Mangott: Ich kann mir nicht vorstellen, dass er sich nun in Belarus auf sein Altenteil zurückzieht, wenn er denn überhaupt wirklich dort ist. Prigoschin wird sicher damit weitermachen, verbal auf die Militärführung loszugehen, durchaus auch auf Putin selbst. Solange Prigoschin am Leben bleibt und weitermacht, wird Putin mit dem Makel behaftet sein, sich nicht gegen diesen Mann durchsetzen zu können.
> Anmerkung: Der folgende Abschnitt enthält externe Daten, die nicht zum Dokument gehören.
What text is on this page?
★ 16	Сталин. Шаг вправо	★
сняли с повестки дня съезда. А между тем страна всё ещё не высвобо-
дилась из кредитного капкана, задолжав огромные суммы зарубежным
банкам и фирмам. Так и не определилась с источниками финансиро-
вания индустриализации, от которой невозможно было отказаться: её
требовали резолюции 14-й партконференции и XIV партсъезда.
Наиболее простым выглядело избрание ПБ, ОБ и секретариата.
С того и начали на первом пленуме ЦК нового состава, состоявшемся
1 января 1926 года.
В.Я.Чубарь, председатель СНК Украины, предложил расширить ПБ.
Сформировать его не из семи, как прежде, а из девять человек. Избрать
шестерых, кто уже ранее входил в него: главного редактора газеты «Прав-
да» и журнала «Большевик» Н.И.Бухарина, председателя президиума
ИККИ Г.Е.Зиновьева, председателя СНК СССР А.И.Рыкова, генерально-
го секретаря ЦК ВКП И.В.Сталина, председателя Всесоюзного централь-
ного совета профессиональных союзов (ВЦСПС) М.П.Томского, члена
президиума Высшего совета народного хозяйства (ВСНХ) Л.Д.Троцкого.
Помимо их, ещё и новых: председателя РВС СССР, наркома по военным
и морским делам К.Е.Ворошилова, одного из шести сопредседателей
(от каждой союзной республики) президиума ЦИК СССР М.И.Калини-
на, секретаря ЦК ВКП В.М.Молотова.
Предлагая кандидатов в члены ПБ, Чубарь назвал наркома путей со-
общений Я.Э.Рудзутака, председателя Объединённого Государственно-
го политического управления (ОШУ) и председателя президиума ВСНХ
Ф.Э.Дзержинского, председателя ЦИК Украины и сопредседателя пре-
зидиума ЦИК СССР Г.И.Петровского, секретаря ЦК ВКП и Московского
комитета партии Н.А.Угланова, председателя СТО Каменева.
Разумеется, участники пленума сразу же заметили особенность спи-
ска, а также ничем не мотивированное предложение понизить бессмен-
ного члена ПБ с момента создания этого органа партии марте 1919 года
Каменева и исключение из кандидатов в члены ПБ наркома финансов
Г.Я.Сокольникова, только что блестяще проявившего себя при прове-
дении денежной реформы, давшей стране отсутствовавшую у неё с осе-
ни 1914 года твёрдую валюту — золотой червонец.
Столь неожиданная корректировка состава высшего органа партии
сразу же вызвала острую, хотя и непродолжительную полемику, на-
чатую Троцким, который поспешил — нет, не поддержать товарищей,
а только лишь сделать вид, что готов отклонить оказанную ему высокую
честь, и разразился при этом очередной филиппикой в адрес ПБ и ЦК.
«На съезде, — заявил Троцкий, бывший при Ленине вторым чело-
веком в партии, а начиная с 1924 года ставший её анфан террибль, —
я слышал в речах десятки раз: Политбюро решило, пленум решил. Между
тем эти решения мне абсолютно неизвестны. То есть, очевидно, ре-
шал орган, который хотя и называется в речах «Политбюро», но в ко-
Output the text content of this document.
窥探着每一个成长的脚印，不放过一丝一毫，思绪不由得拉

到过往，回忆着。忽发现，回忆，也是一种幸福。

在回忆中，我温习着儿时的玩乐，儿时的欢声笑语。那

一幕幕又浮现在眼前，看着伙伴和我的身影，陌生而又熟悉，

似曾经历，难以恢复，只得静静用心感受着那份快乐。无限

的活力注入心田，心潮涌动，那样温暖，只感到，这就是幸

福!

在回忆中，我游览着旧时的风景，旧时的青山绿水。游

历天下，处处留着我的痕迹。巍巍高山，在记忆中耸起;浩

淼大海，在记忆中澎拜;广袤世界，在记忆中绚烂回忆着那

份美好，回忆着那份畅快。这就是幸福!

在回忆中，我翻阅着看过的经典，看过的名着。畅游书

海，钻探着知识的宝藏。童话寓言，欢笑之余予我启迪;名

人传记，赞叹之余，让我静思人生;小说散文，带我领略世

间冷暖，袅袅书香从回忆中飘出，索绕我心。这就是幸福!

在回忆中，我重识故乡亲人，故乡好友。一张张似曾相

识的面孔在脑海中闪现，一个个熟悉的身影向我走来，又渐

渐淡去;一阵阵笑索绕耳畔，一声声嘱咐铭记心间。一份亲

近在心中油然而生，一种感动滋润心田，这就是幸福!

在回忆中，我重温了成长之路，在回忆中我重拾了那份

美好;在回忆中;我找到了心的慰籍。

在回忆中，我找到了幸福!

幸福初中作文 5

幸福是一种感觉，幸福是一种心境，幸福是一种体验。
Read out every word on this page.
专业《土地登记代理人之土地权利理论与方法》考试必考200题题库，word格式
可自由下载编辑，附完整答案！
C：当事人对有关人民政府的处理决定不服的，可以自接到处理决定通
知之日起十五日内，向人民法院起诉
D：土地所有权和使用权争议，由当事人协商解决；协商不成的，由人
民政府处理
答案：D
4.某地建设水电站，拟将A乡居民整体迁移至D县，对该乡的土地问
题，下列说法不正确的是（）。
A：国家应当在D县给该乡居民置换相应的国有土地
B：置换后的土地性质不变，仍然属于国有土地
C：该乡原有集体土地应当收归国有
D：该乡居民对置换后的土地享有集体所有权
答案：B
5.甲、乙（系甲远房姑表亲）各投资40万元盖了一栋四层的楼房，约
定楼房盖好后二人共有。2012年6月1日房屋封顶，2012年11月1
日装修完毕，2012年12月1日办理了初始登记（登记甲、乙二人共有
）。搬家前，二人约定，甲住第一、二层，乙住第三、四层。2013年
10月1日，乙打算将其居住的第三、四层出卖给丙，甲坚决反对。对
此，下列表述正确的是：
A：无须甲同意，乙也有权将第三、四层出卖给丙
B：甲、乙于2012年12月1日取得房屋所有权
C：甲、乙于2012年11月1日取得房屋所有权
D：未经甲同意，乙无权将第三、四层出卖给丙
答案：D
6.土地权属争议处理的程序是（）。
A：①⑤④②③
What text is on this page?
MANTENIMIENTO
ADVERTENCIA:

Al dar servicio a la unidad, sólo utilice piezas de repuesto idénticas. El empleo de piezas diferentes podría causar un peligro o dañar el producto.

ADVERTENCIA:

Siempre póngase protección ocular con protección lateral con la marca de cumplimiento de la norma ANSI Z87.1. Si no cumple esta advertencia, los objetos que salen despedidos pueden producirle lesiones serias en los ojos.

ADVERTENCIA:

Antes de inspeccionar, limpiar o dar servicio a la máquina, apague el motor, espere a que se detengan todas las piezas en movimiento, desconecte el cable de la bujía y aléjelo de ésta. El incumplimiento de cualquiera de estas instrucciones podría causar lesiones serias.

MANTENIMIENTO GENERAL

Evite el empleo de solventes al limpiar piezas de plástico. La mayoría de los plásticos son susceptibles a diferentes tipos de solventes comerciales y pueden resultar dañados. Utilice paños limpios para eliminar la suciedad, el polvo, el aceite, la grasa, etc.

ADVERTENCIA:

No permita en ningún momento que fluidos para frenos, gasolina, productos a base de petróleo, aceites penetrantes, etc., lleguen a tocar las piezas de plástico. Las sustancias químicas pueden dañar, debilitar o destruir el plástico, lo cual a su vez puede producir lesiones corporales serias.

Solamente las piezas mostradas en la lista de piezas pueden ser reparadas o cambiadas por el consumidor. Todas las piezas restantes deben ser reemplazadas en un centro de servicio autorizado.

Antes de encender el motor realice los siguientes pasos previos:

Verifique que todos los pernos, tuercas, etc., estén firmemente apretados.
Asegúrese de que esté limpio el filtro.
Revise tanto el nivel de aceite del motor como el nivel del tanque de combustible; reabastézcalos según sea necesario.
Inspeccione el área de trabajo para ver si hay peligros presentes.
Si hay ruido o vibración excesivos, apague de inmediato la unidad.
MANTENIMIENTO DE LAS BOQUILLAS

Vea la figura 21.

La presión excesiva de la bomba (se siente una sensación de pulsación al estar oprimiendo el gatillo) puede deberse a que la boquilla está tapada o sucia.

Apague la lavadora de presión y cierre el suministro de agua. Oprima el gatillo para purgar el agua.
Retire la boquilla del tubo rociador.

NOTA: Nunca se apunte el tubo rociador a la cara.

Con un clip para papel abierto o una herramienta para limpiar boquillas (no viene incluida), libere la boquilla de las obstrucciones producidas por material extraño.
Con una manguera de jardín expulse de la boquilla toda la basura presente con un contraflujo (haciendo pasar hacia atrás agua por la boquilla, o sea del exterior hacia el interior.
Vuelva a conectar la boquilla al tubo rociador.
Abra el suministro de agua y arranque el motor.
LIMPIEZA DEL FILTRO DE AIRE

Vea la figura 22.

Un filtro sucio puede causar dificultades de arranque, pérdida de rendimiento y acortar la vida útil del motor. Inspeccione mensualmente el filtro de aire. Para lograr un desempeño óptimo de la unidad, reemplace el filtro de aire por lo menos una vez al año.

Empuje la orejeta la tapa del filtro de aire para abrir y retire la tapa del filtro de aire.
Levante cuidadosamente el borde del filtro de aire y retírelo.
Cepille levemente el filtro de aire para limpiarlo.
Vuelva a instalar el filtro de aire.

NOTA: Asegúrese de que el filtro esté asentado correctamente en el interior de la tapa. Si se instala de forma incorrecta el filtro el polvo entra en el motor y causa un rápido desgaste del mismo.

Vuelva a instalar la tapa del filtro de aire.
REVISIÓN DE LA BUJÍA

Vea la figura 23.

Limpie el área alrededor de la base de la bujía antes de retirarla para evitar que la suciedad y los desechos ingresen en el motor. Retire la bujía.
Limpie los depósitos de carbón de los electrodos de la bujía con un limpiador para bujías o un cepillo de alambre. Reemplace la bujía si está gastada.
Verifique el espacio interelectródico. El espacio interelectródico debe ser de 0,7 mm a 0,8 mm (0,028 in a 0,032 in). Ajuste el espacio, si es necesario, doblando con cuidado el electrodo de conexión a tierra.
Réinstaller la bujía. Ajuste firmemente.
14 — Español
Wenn Putin jemanden aber einen Verräter nennt, wie er es in der Fernsehansprache am Samstag getan hat, bedeutet dies immer auch Liquidierung. Das ist bestimmt nicht vom Tisch. Putin wird nach wie vor festen Willens sein, Prigoschin auszuschalten, und zwar physisch. Die Frage ist auch, wie viele seiner Männer sich in die reguläre Armee werden eingliedern lassen. Die Mehrheit wird wohl gegenüber Prigoschin loyal bleiben, was weiterhin ein Aufruhrpotenzial und eine Herausforderung für das staatliche Gewaltmonopol bedeutet. (Florian Niederndorfer, 25.6.2023)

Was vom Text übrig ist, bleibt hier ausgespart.